Anche il mio primo concerto da solista ha avuto un importante peso nel mio rapporto con l’ego, perché mi è stato detto che quello che dicevo nelle canzoni non era nulla di trascendentale se non pensieri facilmente condivisibili. La differenza era che io mi ero preso la responsabilità di salire su un palco ed esporli.
 
L’ironia è molto presente in quello che fai. Che rapporto c’è tra ironia e malinconia?

Credo che l’ironia sia una salvezza da tutto quello che è l’oscurità dei pensieri che uno ha. Essere una persona profondamente ironica mi ha salvato dai momenti complicati della mia vita. Io dico sempre che mi piango addosso, ma allo stesso tempo riesco anche a ridermi addosso. L’ironia e la malinconia sono le emozioni più nobili e le più complesse. L’ironia è inoltre lo strumento che ti permette di andare a fondo della tua tristezza e portare dei graziosi souvenir in superficie. E poi, diciamolo, le famose “good vibes” – essere sempre in un buon mood – è una rottura di palle. Come posso essere preparato alla vita se voglio vivere solamente le emozioni positive? Al di là dell’ironia e della malinconia, direi che c’è un grande bisogno di provare l’intero ventaglio delle emozioni di cui abbiamo a disposizione, altrimenti l’esperienza di essere vivi su questo pianeta si impoverisce.
 
Tempo fa mi dicevi che scrivi canzoni d’amore, ma nella quotidianità non ci credi tanto. Come mai?

Direi che è semplicemente un cinismo di difesa che va a depotenziare una possibile delusione. Ma ciò non toglie che rimanga la speranza che arrivi qualcosa in grado di abbattere questo muro. Il cinismo alla fine è una crosta che cresce sulle ferite che ti sei fatto. Mazzata dopo mazzata, sempre sullo stesso punto, la crosta si inspessisce e diventa difficile riuscire a gestirla, per questo non vedi l’ora che cada.
 
Solitamente essere così poliedrici significa avere tanto da elaborare. Che rapporto hai col tuo passato?

Il passato, e tutto il lavoro poliedrico che ne esce dal punto di vista artistico, è un materiale prezioso. Nonostante sia proprio dal passato che nascono le paranoie per le questioni future, se non avessi dovuto elaborare i traumi, anche tramite notti insonni e pianti solitari nella doccia, non avrei avuto tutti gli spunti artistici che ho. Il passato è semplicemente un nutrimento.
 
 
Hai finito da poco di scrivere un libro di cui hai presentato alcuni capitoli in anteprima. Di cosa tratta?
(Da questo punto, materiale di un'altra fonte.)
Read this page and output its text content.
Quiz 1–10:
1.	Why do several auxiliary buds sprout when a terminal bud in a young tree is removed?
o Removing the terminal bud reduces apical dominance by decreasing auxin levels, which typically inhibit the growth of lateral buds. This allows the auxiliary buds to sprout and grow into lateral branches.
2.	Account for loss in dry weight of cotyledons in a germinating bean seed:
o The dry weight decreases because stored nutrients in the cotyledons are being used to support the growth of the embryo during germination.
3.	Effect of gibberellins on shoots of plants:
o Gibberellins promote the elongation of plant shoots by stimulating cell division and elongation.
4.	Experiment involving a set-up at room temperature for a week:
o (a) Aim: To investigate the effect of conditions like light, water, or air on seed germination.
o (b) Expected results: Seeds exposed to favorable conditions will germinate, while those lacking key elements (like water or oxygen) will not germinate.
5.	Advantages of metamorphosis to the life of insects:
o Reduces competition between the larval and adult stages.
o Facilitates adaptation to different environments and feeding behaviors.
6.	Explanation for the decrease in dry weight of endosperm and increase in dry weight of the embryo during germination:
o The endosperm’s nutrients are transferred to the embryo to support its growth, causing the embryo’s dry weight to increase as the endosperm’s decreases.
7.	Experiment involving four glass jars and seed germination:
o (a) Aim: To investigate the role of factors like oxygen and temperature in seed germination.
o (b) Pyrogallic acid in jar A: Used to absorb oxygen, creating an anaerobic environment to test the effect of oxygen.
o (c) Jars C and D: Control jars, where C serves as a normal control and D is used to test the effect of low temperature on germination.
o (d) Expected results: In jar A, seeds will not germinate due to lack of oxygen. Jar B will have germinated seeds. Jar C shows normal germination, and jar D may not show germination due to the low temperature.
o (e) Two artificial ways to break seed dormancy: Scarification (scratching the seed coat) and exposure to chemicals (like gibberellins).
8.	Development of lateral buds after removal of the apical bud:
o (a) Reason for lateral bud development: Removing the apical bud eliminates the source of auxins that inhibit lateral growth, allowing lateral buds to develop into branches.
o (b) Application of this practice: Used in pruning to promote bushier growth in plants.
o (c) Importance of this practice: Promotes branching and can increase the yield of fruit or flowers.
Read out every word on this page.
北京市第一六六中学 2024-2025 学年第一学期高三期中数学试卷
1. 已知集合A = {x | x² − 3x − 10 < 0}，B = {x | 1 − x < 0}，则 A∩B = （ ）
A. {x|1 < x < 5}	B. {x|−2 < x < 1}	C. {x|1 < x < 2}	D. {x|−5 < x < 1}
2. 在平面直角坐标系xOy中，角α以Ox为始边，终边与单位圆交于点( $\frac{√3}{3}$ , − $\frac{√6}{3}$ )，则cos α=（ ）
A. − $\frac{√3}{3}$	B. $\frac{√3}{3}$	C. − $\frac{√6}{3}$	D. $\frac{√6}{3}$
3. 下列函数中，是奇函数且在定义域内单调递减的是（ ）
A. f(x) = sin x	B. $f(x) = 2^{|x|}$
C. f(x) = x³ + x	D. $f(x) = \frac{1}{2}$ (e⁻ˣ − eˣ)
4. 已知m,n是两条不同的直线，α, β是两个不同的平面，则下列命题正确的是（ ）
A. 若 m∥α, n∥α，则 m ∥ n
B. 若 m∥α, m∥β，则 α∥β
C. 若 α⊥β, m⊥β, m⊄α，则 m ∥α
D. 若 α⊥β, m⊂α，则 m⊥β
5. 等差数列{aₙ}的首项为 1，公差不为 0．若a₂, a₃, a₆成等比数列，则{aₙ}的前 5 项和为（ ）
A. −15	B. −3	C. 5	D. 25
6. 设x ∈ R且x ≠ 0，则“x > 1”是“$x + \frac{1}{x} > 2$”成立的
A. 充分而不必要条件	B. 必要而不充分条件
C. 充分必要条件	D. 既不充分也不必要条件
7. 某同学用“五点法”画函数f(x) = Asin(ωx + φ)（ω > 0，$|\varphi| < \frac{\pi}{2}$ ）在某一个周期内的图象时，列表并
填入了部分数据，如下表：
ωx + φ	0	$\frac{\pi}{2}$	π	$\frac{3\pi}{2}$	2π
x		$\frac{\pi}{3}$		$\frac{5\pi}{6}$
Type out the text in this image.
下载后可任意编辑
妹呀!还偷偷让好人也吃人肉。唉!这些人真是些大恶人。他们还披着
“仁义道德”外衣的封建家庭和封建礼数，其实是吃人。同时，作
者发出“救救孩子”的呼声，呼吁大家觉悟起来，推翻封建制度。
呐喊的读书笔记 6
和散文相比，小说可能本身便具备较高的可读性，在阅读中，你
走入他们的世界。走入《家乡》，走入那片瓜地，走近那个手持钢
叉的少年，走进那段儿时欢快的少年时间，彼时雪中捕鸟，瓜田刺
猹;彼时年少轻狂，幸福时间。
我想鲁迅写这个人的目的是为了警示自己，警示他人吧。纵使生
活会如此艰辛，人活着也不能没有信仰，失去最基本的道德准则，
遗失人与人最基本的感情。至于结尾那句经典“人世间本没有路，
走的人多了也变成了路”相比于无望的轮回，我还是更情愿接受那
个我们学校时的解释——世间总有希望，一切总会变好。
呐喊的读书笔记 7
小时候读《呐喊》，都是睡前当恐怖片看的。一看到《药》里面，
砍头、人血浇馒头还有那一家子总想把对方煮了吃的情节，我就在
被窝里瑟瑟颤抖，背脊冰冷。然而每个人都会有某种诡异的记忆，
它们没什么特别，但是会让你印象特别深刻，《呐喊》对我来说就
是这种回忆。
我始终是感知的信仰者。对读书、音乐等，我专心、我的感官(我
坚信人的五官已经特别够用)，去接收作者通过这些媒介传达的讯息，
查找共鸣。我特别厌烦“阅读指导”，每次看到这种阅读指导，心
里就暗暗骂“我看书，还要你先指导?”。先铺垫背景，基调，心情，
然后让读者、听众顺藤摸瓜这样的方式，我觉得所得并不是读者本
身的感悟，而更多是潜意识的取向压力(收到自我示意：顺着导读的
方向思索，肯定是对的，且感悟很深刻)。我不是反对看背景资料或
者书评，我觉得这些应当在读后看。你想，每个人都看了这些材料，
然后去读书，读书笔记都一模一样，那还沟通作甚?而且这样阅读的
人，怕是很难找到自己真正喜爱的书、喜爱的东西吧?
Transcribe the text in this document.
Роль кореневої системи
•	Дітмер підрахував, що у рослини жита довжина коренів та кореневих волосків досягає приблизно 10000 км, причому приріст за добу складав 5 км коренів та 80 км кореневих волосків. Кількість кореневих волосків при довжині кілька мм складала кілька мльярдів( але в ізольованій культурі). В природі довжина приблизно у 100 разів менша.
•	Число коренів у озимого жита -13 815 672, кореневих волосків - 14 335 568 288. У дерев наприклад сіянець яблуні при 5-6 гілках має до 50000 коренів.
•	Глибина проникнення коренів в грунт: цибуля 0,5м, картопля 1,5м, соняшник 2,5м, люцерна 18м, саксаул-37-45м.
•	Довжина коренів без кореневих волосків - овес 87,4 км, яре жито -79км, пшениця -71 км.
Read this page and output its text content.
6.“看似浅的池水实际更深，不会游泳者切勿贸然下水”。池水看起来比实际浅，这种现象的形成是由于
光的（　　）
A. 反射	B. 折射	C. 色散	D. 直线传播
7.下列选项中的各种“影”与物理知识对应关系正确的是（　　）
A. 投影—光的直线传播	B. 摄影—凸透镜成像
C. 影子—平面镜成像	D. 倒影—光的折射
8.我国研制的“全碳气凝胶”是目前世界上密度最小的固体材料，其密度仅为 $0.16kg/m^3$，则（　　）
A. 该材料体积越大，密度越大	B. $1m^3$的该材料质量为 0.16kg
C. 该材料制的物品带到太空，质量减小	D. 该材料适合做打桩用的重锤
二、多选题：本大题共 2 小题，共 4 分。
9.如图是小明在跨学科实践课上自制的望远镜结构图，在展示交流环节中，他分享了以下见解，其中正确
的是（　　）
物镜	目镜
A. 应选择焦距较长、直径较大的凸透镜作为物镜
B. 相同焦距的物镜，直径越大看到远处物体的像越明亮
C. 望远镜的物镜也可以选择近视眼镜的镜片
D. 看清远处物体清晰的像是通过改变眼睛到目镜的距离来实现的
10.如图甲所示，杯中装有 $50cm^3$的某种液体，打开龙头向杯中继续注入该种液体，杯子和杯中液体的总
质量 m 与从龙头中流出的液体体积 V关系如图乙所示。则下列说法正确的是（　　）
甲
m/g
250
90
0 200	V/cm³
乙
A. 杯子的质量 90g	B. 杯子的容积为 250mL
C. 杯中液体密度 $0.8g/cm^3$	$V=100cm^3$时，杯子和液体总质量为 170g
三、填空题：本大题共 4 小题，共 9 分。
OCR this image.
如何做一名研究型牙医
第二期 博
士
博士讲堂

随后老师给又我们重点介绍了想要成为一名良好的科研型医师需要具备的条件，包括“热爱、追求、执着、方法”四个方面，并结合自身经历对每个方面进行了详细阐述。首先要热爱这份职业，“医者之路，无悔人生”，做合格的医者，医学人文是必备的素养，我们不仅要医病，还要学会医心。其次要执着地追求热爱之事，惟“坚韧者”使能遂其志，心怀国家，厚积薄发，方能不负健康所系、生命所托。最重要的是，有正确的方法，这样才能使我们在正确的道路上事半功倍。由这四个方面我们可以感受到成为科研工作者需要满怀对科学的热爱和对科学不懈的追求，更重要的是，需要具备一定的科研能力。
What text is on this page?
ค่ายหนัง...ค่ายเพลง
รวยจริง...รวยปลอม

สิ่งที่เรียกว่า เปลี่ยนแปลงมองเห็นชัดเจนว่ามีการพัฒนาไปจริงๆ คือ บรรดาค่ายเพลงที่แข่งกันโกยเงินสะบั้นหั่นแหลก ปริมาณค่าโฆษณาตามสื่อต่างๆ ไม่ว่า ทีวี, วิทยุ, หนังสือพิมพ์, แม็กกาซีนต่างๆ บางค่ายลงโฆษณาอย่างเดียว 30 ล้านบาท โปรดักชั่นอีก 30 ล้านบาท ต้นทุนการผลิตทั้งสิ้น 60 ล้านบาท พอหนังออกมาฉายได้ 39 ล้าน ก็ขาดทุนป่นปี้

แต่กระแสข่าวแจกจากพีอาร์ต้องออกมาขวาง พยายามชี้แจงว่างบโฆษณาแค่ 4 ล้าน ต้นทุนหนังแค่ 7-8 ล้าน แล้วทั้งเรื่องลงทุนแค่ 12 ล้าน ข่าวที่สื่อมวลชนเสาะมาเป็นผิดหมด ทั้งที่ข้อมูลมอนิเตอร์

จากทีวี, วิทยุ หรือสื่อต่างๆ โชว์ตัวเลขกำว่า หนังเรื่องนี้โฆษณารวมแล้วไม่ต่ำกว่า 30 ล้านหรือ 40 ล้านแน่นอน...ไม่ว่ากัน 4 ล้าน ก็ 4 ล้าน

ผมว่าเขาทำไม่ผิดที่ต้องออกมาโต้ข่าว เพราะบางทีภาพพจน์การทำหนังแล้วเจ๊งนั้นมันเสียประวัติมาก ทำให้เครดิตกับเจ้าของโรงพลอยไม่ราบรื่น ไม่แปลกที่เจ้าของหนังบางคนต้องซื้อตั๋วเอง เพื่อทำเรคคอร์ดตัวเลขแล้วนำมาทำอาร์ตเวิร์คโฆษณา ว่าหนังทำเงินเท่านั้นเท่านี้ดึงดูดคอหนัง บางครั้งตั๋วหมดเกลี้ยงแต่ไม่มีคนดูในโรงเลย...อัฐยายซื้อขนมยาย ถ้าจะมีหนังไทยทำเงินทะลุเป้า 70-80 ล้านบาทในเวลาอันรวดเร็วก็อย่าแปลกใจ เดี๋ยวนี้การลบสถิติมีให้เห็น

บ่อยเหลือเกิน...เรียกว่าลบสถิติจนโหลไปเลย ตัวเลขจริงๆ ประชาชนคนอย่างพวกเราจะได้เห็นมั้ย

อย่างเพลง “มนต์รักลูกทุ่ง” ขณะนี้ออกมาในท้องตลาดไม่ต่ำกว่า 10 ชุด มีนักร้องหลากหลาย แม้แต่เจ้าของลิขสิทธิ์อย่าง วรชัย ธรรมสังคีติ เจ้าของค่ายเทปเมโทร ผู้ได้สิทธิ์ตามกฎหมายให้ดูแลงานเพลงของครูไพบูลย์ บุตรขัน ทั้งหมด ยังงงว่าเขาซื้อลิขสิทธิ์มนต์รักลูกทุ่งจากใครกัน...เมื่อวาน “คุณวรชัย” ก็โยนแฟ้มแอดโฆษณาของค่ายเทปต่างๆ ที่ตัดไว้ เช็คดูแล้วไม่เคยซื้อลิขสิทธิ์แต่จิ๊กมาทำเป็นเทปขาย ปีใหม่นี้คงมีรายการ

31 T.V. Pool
Volevo prendermi del tempo per capire se riuscivo a finire una cosa complicata come la scrittura di un libro. Quando hai molta creatività passi da un ambito all’altro spesso senza controllo, nel libro sono partito da due capitoli che avevo scritto più di dieci anni fa e mi sono deciso a partorirlo definitivamente, controllando e addomentiscando la creatività. Questo inverno, da ottobre a marzo, mi sono concentrato su questo. La creazione dei personaggi e della trama sono state tutte esperienze nuove e estremamente immersive. È un romanzo comico e soprannaturale. La storia è basata sull’invidia e rancore che sta in un villaggio popolato solo da anziani. Dentro questo villaggio vive Louis, che ha perso la moglie in un incidente assurdo, rinchiuso in un’estrema solitudine. Poi a un certo punto arriva Greta – figlia ventenne e rompicoglioni dei nuovi ristoratori – che comincerà ad indagare sulle dinamiche di questa morte e, in generale, sui misteri di questo apparentemente noioso villaggio.
 
Facendo tante cose diverse, a volte si rischia di fare caos. Che ruolo gioca il caos nella vita artistica?

La ricerca di tutto quello che faccio è un tentativo di domare il caos. Il caos mi piace perché si contrappone al mio bisogno di mettere tutto in ordine. Dovresti vedere casa mia quanto è ordinata, nonostante Ernesto. Molti dei testi che scrivo nascono dal caos. Se ti leggessi la prima stesura della mia canzone “Senza droghe” ti troveresti di fronte un materiale caotico e violentemente triste, da cui poi però è nata una canzone che ha un ordine, un inizio e una fine, un messaggio di resa positiva. Posso dire anche che sono grato alle persone che hanno portato del caos nella mia vita, ma allo stesso tempo non bisogna diventarne schiavi, perché il bisogno di provare emozioni estreme può sfociare nel masochismo e quante volte mi sono fatto del male solo per provare qualcosa. Poi ho preso un gatto e ora mi fa male lui senza motivo e io mi domando “ma che ho fatto di male volevo solo accarezzarti” e invece litri di sangue sul divano.